“You won’t even have time to brush your teeth once the baby’s born,” my friend Theresa told me before I became a mom.
Seriously? I thought. But after having two babies 20 months apart, helping to raise my two stepsons and going back to work, I learned Theresa wasn’t just right — she was a genius. With infants to nurse, diapers to change, baths to give and so much more to do, I barely had time to take a deep breath.
It’s why, when my children were very little, the notion of finding time to see friends seemed so utterly extravagant, if not downright selfish. How could socializing with girlfriends even be a gleam in the eye when little lives depended on me?
Good friends bring us joy, companionship, wisdom and caring.
Still, there were ways to schedule a little one-on-one friend time as the days passed. While luxurious afternoons or nights out in the city were far less feasible now — at least while my boys were babies — with my husband’s help I could certainly make a phone call, write a quick email or enjoy a short visit. When pushed, you can pack a lot in with close friends in a very short time — as I do with several dear friends who live in other states: “Hi, hon! How are you? All is well… Miss you! Ok, talk soon.” It’s the touching base, the connection, that matters.
It’s vital for moms, while raising their children or tending to other family responsibilities, to maintain the friendships that are such a big part of our lives. Good friends bring us joy, companionship, wisdom and caring. They keep us grounded, give us perspective and buoy us when times are hard. They allow us to connect and share with another human being in an honest, rock-solid, trustworthy way. They say: “You matter.” They’re also just fun.
While time opens up as the kids grow, today’s technology certainly helps us stay connected. It’s easy to dash off a text while making dinner or throwing in a load of wash.
Still, there are other more significant ways for moms to keep their friendships alive. Here are five ways that have worked for some of us:
Commute together. For several years Sue and I rode the same train to work five days a week, then walked together to our nearby office buildings. Believe me, we covered ground in those 40-minute commutes — even if we had to whisper in the quiet car, where other people were working while we were talking about nothing and everything.

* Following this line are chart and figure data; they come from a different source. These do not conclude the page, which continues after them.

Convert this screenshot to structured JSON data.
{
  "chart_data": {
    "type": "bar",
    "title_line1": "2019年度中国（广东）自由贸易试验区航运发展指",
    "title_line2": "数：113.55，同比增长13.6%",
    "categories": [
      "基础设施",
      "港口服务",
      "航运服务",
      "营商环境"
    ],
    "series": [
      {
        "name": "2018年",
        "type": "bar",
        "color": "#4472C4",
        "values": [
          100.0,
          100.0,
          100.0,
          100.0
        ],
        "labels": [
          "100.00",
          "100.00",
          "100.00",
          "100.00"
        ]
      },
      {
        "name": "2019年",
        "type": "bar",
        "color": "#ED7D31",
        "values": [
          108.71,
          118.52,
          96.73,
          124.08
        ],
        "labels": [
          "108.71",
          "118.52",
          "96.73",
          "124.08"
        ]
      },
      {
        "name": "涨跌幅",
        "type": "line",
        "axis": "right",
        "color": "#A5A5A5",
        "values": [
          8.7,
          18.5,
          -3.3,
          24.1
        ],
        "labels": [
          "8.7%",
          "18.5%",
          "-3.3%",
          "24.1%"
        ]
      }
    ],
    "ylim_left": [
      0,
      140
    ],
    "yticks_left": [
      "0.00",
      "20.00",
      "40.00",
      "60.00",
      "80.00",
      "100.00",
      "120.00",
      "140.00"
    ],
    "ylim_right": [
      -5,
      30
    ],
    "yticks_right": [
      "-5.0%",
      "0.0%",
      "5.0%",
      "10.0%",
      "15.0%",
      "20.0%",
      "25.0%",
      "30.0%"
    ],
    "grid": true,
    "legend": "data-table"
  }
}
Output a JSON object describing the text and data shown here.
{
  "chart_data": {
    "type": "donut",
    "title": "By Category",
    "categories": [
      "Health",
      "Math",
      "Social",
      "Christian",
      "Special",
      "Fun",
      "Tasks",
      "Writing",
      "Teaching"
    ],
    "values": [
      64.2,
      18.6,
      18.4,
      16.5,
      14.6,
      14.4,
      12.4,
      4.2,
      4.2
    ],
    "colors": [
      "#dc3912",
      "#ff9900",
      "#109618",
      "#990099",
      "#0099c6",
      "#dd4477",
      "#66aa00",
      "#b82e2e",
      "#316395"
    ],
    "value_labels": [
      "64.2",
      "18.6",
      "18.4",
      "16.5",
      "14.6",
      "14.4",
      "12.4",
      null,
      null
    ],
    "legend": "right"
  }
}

Pair exercise with friendship. Combining fresh air and aerobics with catch-up time, Leigh Ann and I walk together on weekends whenever we can. Even just 30 minutes of stretching our legs around the neighborhood lets us reconnect — and if we end up near a deli, even better. We take turns treating each other to fresh iced tea or lemonade.
Get nice nails while you chat. Penny and I meet at a salon midway between our homes about once a month. While someone else buffs and polishes our nails, we talk like the college pals we once were — and walk away rejuvenated and reconnected.
Do weekend chores or even college tours with your kids together. It’s the ultimate in multitasking: Combine “musts” with “trusts.” At grocery stores or farmers’ markets, find the best fruit, vegetables, bread or fish while catching up on kids, work and life. Or, pair up on drives to local colleges with your high school-age kids. You get double the benefits — time with your kids and your friends.
Schedule a girls’ weekend away. I couldn’t do this until my sons were older, but now that they are, my five dearest friends from grammar school and I get away for a few days together each year.
We plan nearly a year in advance, do as much shopping and cooking beforehand as possible — then settle in, talk and laugh the weekend away. (Yes, we text or call home to check on kids and pets and partners.) It’s the best friendship boost ever and then we chew on the memories for months and months while we plan the next get-together.
As a bonus, our kids get one-on-one time with dad, grandma or both — then we get to hear all about it when we get home.
How do you stay connected with your friends?